One more interesting psychological detail: research shows that as people age, they tend to become more ambidextrous. This is not because they have unlocked a new neurological ability, but because their dominant hand gradually loses some of its precise edge and strength, forcing them to rely on both hands out of sheer practical necessity.

There is also the opposite end of the spectrum: people described as ambisinistrous — those who lack strong dexterity in either hand. For them, developing reliable fine motor coordination in even one hand requires considerable effort, patience, and practice. It is a quiet, frustrating struggle that deserves more clinical recognition than it gets.

Still So Much We Don't Know

Handedness is one of those topics that seems perfectly simple on the surface but opens up into genuine scientific mystery the deeper you look. We still do not fully understand the exact genetic formula that makes someone right-handed, what precisely determines left-handedness at the deep biological level, or every nuance of how hand dominance shapes everyday life.

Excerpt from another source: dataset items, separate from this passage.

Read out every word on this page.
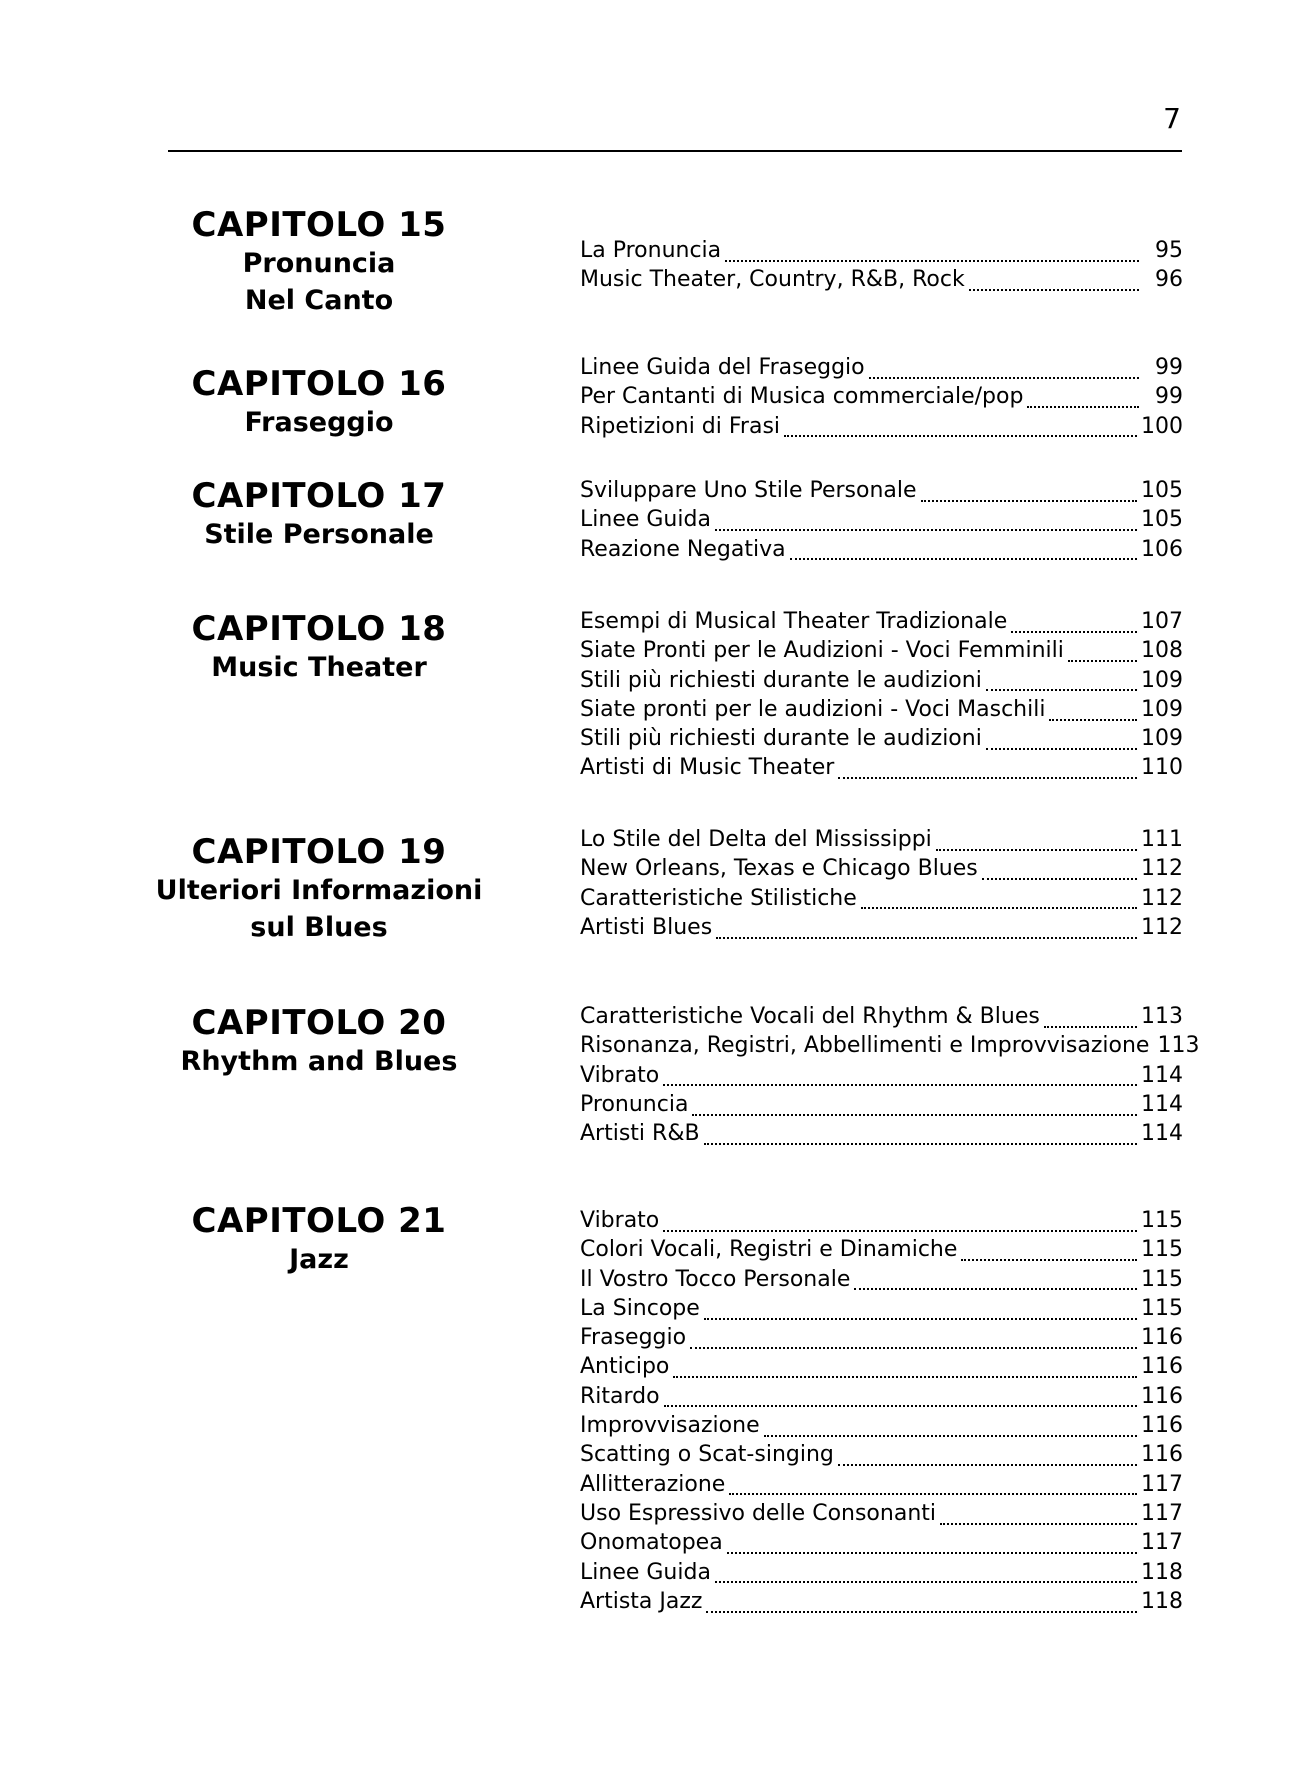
7
CAPITOLO 15
Pronuncia
Nel Canto
La Pronuncia	95
Music Theater, Country, R&B, Rock	96
CAPITOLO 16
Fraseggio
Linee Guida del Fraseggio	99
Per Cantanti di Musica commerciale/pop	99
Ripetizioni di Frasi	100
CAPITOLO 17
Stile Personale
Sviluppare Uno Stile Personale	105
Linee Guida	105
Reazione Negativa	106
CAPITOLO 18
Music Theater
Esempi di Musical Theater Tradizionale	107
Siate Pronti per le Audizioni - Voci Femminili	108
Stili più richiesti durante le audizioni	109
Siate pronti per le audizioni - Voci Maschili	109
Stili più richiesti durante le audizioni	109
Artisti di Music Theater	110
CAPITOLO 19
Ulteriori Informazioni
sul Blues
Lo Stile del Delta del Mississippi	111
New Orleans, Texas e Chicago Blues	112
Caratteristiche Stilistiche	112
Artisti Blues	112
CAPITOLO 20
Rhythm and Blues
Caratteristiche Vocali del Rhythm & Blues	113
Risonanza, Registri, Abbellimenti e Improvvisazione 113
Vibrato	114
Pronuncia	114
Artisti R&B	114
CAPITOLO 21
Jazz
Vibrato	115
Colori Vocali, Registri e Dinamiche	115
Il Vostro Tocco Personale	115
La Sincope	115
Fraseggio	116
Anticipo	116
Ritardo	116
Improvvisazione	116
Scatting o Scat-singing	116
Allitterazione	117
Uso Espressivo delle Consonanti	117
Onomatopea	117
Linee Guida	118
Artista Jazz	118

What we do know with absolute certainty is that being left-handed is not a flaw, not a deficiency, and definitely not a sign of anything sinister. The roughly 10% of the population that writes, throws, and reaches with their left hand has been persecuted, pathologized, and misunderstood for the vast majority of human history. It is about time we appreciated lefties for what they actually represent: a highly fascinating, beautifully natural variation of the human experience that science is only just beginning to fully understand.

References

  • McManus, I. C. (2002). Right Hand, Left Hand: The Origins of Asymmetry in Brains, Bodies, Atoms, and Cultures. Harvard University Press, pp. 1–412. A comprehensive exploration of the science of handedness, covering biological, cultural, and historical factors that influence lateral preference in humans, including the stigmatization of left-handedness across centuries.
  • Ocklenburg, S., Schmitz, J., Moessnang, C., Mosch, S., Güntürkün, O., Kumsta, R., & Genç, E. (2017). Epigenetic regulation of lateralized fetal spinal gene expression underlies hemispheric asymmetries. eLife, 6, e22784. This study from Ruhr University demonstrates that hand preference may originate in differential gene expression in the fetal spinal cord rather than in the brain, challenging long-held assumptions about the neural basis of handedness.
  • Hepper, P. G., Wells, D. L., & Lynch, C. (2005). Prenatal thumb sucking is related to postnatal handedness. Neuropsychologia, 43(3), 313–315. Documents the relationship between fetal thumb-sucking preference, observable from the 13th week of gestation, and later hand dominance, providing evidence that handedness begins forming well before birth.
  • Giljov, A., Karenina, K., & Malashichev, Y. (2015). Parallel emergence of true handedness in the evolution of marsupials and placentals. Current Biology, 25(14), 1878–1884. Demonstrates strong left-hand preference in kangaroo species, providing evidence that handedness in animals evolved independently across different mammalian lineages and is not unique to primates or humans.
  • Llaurens, V., Raymond, M., & Faurie, C. (2009). Why are some people left-handed? An evolutionary perspective. Philosophical Transactions of the Royal Society B, 364(1519), pp. 881–894. Reviews evolutionary theories explaining the persistence of left-handedness in human populations, including the fighting hypothesis, frequency-dependent selection, and the hemispheric division-of-labor model.